Working alone can be tough if you are used to working in a noisy place like my own. But i guess it is important to isolate oneself at some point for the purpose of rediscovering self and also building on what someone believes can make them tick. I think it is in quiet times and offices that business changing ideas are birthed.
This article for me gets a 10/10. Well done TOM

Dave Visaya

You just made me consider getting a dog again.

J.P.

Working from home may be OK if you’re a telecommuter who works for a company and has a boss that is consistently delegating tasks and keeping you to a schedule.

However, if you’re a freelancer like me the best thing that I did was:

– Find a small office in a large building that caters to small businesses. Make sure they have a nice conference room and that WIFI is included. Introduce yourself to all the other businesses in the building.

– Join leads groups and/or chambers! I’ve found most towns (especially mid-size ones) are clicky in that most business owners know each other.

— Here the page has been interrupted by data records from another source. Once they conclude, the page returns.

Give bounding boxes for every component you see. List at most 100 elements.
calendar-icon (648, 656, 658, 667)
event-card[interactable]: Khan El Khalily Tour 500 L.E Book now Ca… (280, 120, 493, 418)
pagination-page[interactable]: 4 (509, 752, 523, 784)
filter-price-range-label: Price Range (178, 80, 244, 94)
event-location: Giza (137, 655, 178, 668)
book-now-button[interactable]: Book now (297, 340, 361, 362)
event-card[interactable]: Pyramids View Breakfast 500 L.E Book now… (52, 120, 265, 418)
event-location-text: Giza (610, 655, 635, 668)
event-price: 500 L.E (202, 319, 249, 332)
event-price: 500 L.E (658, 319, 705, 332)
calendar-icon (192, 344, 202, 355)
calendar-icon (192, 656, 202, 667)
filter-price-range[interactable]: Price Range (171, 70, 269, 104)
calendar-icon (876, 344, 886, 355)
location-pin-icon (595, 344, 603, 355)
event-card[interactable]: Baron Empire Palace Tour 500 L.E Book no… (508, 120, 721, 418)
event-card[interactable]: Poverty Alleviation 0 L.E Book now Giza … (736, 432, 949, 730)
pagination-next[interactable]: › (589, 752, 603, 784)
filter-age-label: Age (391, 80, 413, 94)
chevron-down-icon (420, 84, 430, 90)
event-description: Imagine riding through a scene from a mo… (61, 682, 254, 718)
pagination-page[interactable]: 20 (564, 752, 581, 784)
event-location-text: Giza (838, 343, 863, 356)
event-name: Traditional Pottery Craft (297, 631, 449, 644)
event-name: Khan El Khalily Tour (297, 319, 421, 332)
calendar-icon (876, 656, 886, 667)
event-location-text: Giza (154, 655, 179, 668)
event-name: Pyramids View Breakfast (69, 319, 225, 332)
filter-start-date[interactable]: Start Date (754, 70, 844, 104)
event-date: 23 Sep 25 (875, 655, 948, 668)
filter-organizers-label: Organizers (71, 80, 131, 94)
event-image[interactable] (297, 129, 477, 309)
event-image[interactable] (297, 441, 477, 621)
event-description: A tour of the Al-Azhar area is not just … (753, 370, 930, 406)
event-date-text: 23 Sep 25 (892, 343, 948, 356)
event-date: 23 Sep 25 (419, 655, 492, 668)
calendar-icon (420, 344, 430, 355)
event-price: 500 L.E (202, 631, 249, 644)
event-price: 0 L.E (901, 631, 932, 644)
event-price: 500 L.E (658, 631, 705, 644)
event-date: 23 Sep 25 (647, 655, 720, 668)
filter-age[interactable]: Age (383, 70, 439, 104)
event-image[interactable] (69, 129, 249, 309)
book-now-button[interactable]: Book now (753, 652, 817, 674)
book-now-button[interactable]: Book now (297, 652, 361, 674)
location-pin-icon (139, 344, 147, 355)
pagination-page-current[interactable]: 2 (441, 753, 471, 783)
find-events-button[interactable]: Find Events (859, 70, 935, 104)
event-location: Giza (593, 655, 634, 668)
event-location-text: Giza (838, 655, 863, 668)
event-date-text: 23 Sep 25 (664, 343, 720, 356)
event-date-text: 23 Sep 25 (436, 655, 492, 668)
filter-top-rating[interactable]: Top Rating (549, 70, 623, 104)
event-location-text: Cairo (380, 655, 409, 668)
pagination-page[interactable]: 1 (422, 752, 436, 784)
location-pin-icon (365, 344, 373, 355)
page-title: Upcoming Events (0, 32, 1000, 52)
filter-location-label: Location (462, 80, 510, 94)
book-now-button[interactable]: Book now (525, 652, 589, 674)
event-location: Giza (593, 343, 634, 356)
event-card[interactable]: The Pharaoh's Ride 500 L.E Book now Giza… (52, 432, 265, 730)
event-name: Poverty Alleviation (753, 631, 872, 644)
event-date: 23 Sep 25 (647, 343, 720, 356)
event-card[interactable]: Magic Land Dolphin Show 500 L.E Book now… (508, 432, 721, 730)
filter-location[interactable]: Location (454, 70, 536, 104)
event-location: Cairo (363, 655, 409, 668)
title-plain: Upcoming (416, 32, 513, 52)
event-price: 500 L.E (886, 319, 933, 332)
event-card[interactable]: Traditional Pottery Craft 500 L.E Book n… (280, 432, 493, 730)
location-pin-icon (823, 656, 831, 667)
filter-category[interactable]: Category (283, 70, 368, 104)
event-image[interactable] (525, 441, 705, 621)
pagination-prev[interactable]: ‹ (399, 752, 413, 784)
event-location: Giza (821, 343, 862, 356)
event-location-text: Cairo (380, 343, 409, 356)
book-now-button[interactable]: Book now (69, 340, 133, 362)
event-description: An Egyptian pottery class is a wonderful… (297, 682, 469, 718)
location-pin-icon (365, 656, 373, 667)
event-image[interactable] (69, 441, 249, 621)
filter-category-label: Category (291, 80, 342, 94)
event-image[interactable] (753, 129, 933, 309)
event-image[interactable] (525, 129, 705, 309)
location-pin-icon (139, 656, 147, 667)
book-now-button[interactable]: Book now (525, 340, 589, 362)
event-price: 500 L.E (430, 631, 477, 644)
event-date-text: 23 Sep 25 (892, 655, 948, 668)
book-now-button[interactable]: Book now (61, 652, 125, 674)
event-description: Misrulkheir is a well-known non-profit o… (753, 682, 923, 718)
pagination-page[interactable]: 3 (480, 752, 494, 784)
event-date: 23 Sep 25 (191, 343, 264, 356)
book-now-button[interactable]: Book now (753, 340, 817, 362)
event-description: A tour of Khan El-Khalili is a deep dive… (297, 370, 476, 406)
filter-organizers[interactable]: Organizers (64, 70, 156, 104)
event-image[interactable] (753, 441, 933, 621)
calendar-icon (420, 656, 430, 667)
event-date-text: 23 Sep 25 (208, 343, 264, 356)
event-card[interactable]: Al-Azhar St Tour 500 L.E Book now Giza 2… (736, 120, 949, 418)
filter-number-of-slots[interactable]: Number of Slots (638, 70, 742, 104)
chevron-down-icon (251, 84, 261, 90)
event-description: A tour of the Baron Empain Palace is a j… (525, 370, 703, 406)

– Invite members to your office. I’ve found that the overhead more than pays for itself when you present yourself in a professional environment.

Ammon

I started working alone a few months ago and being young, optimistic and ambitious (plus somewhat naive) I dove into freelancing, it has been (and still is) enjoyable but the alone time became magnified when there was nothing I was working on. Though with some much alone time I can meditate and work on projects I had stalled on. Thank you for this awesome article.

Coral

I’ve been freelancing for about 2.5 years now. One of my biggest complaints is the loneliness. I’ve recently moved from a crammed condo full of bitter old women to a nice house on a lake located on a street with huge old trees. When I would live in the condo and take a break, it was usually STILL at the computer, on Facebook. After about 5 days I would start to go stir crazy. I HAD to go out to the bars every weekend.

Since I’ve lived in my new house, my breaks are now taken outside; looking over the lake and around the trees with moss hanging. I’ve been here a month and I don’t even care about going out to bars anymore. Not only has nature saved my sanity, but it also has saved me lots of money. I think taking a relaxing, peaceful, non-technological break is VITAL for people who work from home.